Sydney Hobart: Prepare for the Worst
Published on December 22nd, 2015
Sydney, Australia (December 22, 2015) – Four days out from the start of the Rolex Sydney Hobart Yacht Race, the Australian Bureau of Meteorology is pretty confident it knows what will happen on day one, but the weather models are still all over the place for the following days, leaving navigators guessing.
In short, the first night of the NSW coast is going to be very tough for everyone. Whether the following day gets even tougher, or it turns into a rather more pleasant sail across Bass Strait, depends entirely on when, where and for that matter, if a Low develops off Tasmania on Sunday.
Speaking at the Cruising Yacht Club of Australia this morning, the Bureau’s Michael Logan said he expects the race to start in a freshening nor-easter, which should build throughout the afternoon until the fleet runs into a strong southerly change, with winds of 25 to 35 knots.
“It will be very choppy, wet and uncomfortable for the crews Saturday night,” Logan said. There is still uncertainty about how quickly the front will move up the coast – it is could come earlier, or a bit later – but it is going to come.
So as you hoe into Chrissy dinner guys, remember that in less than 30 hours you are going to be huddled on the rail, or worse still, repacking spinnakers in the steamy forepeak of a lurching, bucking bronco.
The million dollar question is: what comes after?
And the various models forecasters and navigators rely on just can’t agree on that one. Some show a big Low developing in the Tasman Sea east of Tasmania. Depending on where it is, that Low would stretch the southerlies out for an extra 24 hours and make them even stronger in Bass Strait. Some of the models are suggesting winds of 40 to 50 knots.
But other models show no Low at all, predicting the polar opposite of light winds off Tasmania on Sunday.
What happens after Sunday is still more guess than science.
The good news from Logan, though, is “Even the worst case scenarios showing up in the models do not suggest 2015 will be another 1998,” when a monster storm devastated the fleet.
So where does this leave everybody? Preparing for the worst and hoping what does pan out on the day suits each boat’s characteristics.
“A big consideration is keeping the boat together on that first night,” says Perpetual Loyal navigator Adrienne Cahalan. “It is going to be tough on the whole fleet, irrespective of what develops on Sunday.”
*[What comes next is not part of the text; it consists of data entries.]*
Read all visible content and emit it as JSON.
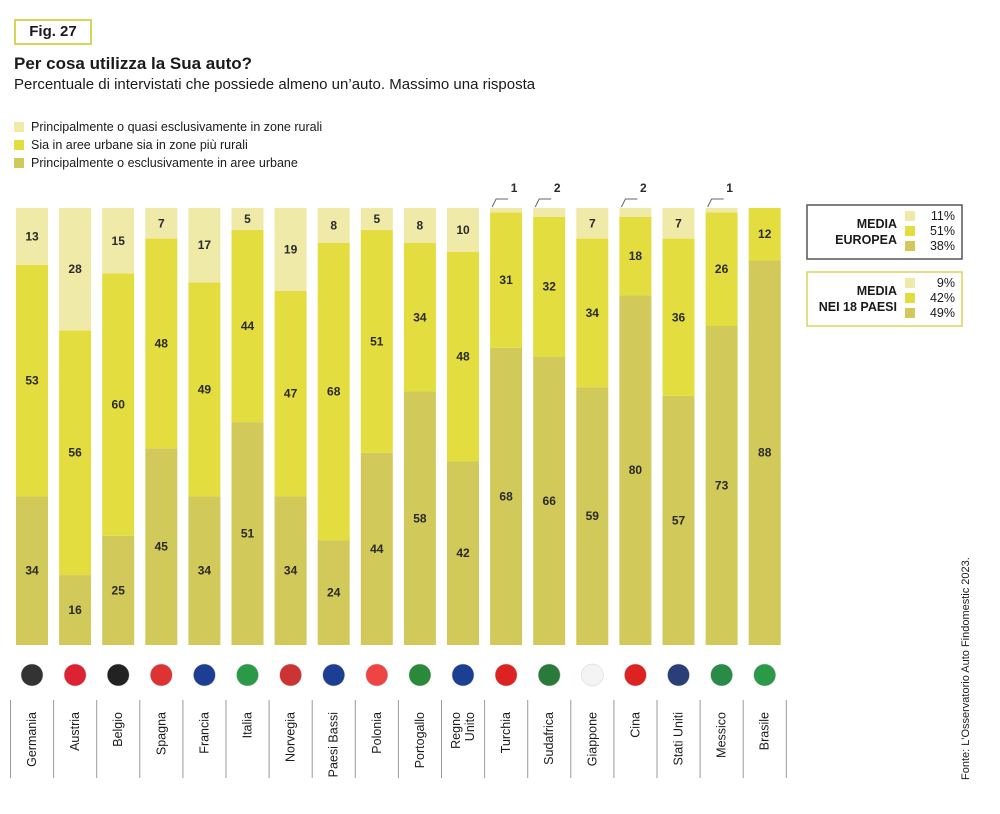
{
  "figure_label": "Fig. 27",
  "source": "Fonte: L'Osservatorio Auto Findomestic 2023.",
  "colors": {
    "rural": "#f0eaa8",
    "mixed": "#e3dd3f",
    "urban": "#d1c95a",
    "badge_border": "#d8d45a",
    "separator": "#9a9a9a"
  },
  "chart_data": {
    "type": "bar",
    "stacked": true,
    "title": "Per cosa utilizza la Sua auto?",
    "subtitle": "Percentuale di intervistati che possiede almeno un’auto. Massimo una risposta",
    "legend_position": "top-left",
    "grid": false,
    "ylim": [
      0,
      100
    ],
    "categories": [
      "Germania",
      "Austria",
      "Belgio",
      "Spagna",
      "Francia",
      "Italia",
      "Norvegia",
      "Paesi Bassi",
      "Polonia",
      "Portogallo",
      "Regno Unito",
      "Turchia",
      "Sudafrica",
      "Giappone",
      "Cina",
      "Stati Uniti",
      "Messico",
      "Brasile"
    ],
    "flag_icons": [
      "flag-germany-icon",
      "flag-austria-icon",
      "flag-belgium-icon",
      "flag-spain-icon",
      "flag-france-icon",
      "flag-italy-icon",
      "flag-norway-icon",
      "flag-netherlands-icon",
      "flag-poland-icon",
      "flag-portugal-icon",
      "flag-uk-icon",
      "flag-turkey-icon",
      "flag-south-africa-icon",
      "flag-japan-icon",
      "flag-china-icon",
      "flag-usa-icon",
      "flag-mexico-icon",
      "flag-brazil-icon"
    ],
    "series": [
      {
        "name": "Principalmente o esclusivamente in aree urbane",
        "key": "urban",
        "values": [
          34,
          16,
          25,
          45,
          34,
          51,
          34,
          24,
          44,
          58,
          42,
          68,
          66,
          59,
          80,
          57,
          73,
          88
        ]
      },
      {
        "name": "Sia in aree urbane sia in zone più rurali",
        "key": "mixed",
        "values": [
          53,
          56,
          60,
          48,
          49,
          44,
          47,
          68,
          51,
          34,
          48,
          31,
          32,
          34,
          18,
          36,
          26,
          12
        ]
      },
      {
        "name": "Principalmente o quasi esclusivamente in zone rurali",
        "key": "rural",
        "values": [
          13,
          28,
          15,
          7,
          17,
          5,
          19,
          8,
          5,
          8,
          10,
          1,
          2,
          7,
          2,
          7,
          1,
          0
        ]
      }
    ],
    "legend_order": [
      "rural",
      "mixed",
      "urban"
    ],
    "averages": [
      {
        "label_lines": [
          "MEDIA",
          "EUROPEA"
        ],
        "values": {
          "rural": "11%",
          "mixed": "51%",
          "urban": "38%"
        }
      },
      {
        "label_lines": [
          "MEDIA",
          "NEI 18 PAESI"
        ],
        "values": {
          "rural": "9%",
          "mixed": "42%",
          "urban": "49%"
        }
      }
    ]
  }
}
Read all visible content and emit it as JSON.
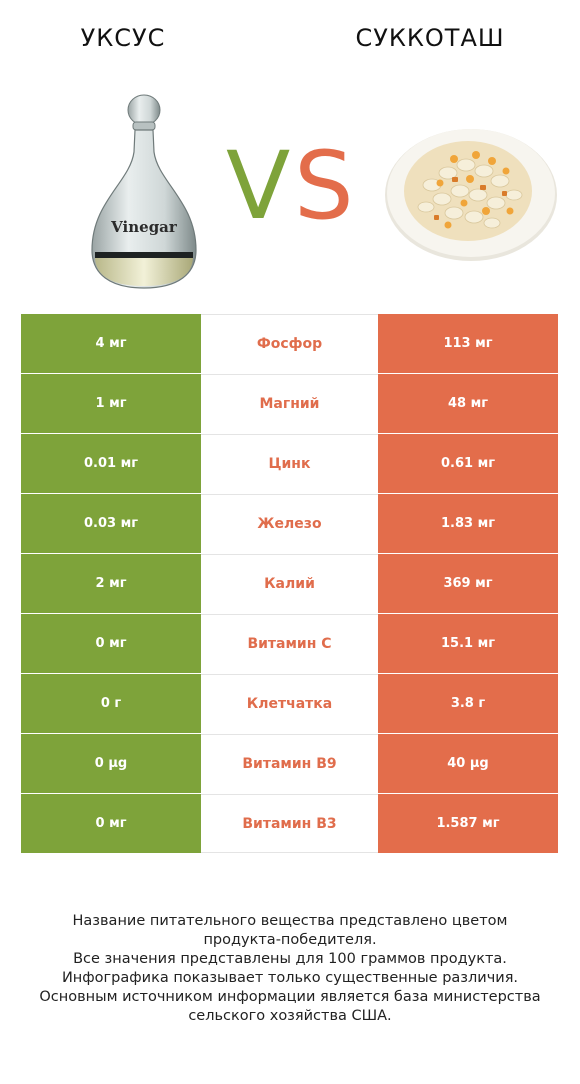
{
  "header": {
    "left_title": "УКСУС",
    "right_title": "СУККОТАШ",
    "vs_left": "V",
    "vs_right": "S",
    "bottle_label": "Vinegar"
  },
  "colors": {
    "left_winner": "#7ea33a",
    "right_winner": "#e36d4b",
    "nutrient_label": "#e06d4c"
  },
  "rows": [
    {
      "left": "4 мг",
      "nutrient": "Фосфор",
      "right": "113 мг"
    },
    {
      "left": "1 мг",
      "nutrient": "Магний",
      "right": "48 мг"
    },
    {
      "left": "0.01 мг",
      "nutrient": "Цинк",
      "right": "0.61 мг"
    },
    {
      "left": "0.03 мг",
      "nutrient": "Железо",
      "right": "1.83 мг"
    },
    {
      "left": "2 мг",
      "nutrient": "Калий",
      "right": "369 мг"
    },
    {
      "left": "0 мг",
      "nutrient": "Витамин C",
      "right": "15.1 мг"
    },
    {
      "left": "0 г",
      "nutrient": "Клетчатка",
      "right": "3.8 г"
    },
    {
      "left": "0 µg",
      "nutrient": "Витамин B9",
      "right": "40 µg"
    },
    {
      "left": "0 мг",
      "nutrient": "Витамин B3",
      "right": "1.587 мг"
    }
  ],
  "footer": [
    "Название питательного вещества представлено цветом",
    "продукта-победителя.",
    "Все значения представлены для 100 граммов продукта.",
    "Инфографика показывает только существенные различия.",
    "Основным источником информации является база министерства",
    "сельского хозяйства США."
  ]
}
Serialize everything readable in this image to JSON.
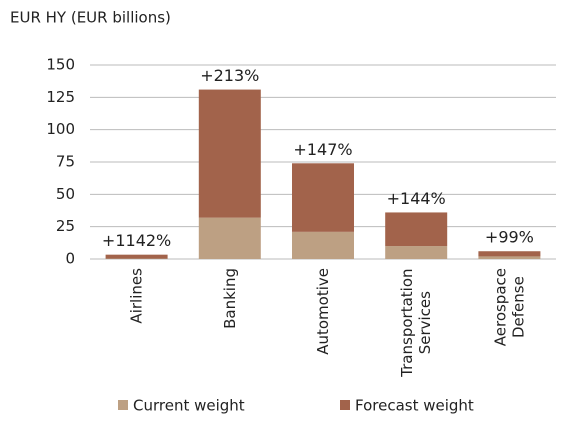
{
  "chart_data": {
    "type": "stacked_bar",
    "title": "EUR HY (EUR billions)",
    "categories": [
      "Airlines",
      "Banking",
      "Automotive",
      "Transportation Services",
      "Aerospace Defense"
    ],
    "series": [
      {
        "name": "Current weight",
        "color": "#bda083",
        "values": [
          0.25,
          32,
          21,
          10,
          2
        ]
      },
      {
        "name": "Forecast weight",
        "color": "#a2634b",
        "values": [
          3.1,
          99,
          53,
          26,
          4
        ]
      }
    ],
    "annotations": [
      "+1142%",
      "+213%",
      "+147%",
      "+144%",
      "+99%"
    ],
    "ylim": [
      0,
      150
    ],
    "yticks": [
      0,
      25,
      50,
      75,
      100,
      125,
      150
    ],
    "grid": true,
    "legend": "bottom"
  }
}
“We are working on a worst case scenario of 50 knots in Bass Strait,” says Juan Vila, the navigator on Wild Oats XI, “but we don’t have a firm plan yet. We are still looking at all the scenarios, and the differences between them are black and white. It would be nice if the Low doesn’t form.”
Nice for the slim Oats in the race for line honours perhaps, but not so nice for the wider maxis like Perpetual Loyal and Comanche.
The price they pay for their huge power advantage over a skinny boat like Oats is a lot of extra underwater drag when the wind drops and their wide beams settle back to horizontal from near vertical and put a whole lot of wetted surface back into the water. They may not want 50 knots, but no Low at all would be very disappointing.
“We aren’t eager to race in 12 hours of light air,” Comanche’s navigator Stan Honey concedes. Light winds in Bass Strait cost the Americans the race last year and “while we know how to sail the boat better now, and we’ve made changes, if we had to sail last year’s race again Oats would win,” Honey concedes.
And what does all this mean back further in the fleet in the main race for the Tattersalls Cup?
Well, just like the super maxi’s, it depends on what type of sailing best suits your boat and its handicap. It is a fair bet that a substantial number of sailors will be very happy if that Low proves to be a figment of a weather model’s imagination, but not all.
Last year the 30 year-old Farr 43, Wild Rose, won a very slow race, where clever exploitation of the currents and her classic IOR love of a tough beat to windward suited the conditions down to the ground. A prolonged southerly, especially if it turned north after almost everyone else was already tied up in Hobart, would be just what skipper Roger Hickman ordered.
Wild Rose’ navigator Jenifer Wells is blunt. “If your boat and your crew are not prepared for 40 or 50 knots in Bass Strait, or for that matter, along the coast, you should not be going. We expect it at least once, maybe twice,” she said.
Then a little gleam comes into her eye. “You know, it is exactly 50 years since Freya won back to back Hobarts – could be an omen.”
The Rolex Sydney Hobart Yacht Race starts on Boxing Day, December 26, at 1pm AEDT and will be broadcast live on the Seven Network throughout Australia, webcast live to a global audience on Yahoo!7 and live streamed via mobile.
Report by Jim Gale, RSHYR media
Background: The 71st edition of the Rolex Sydney Hobart Yacht Race starts December 26 in Sydney Harbor, taking an entry list of 109 boats along the 628 nautical mile course to Hobart that is often described as the most grueling long ocean race in the world.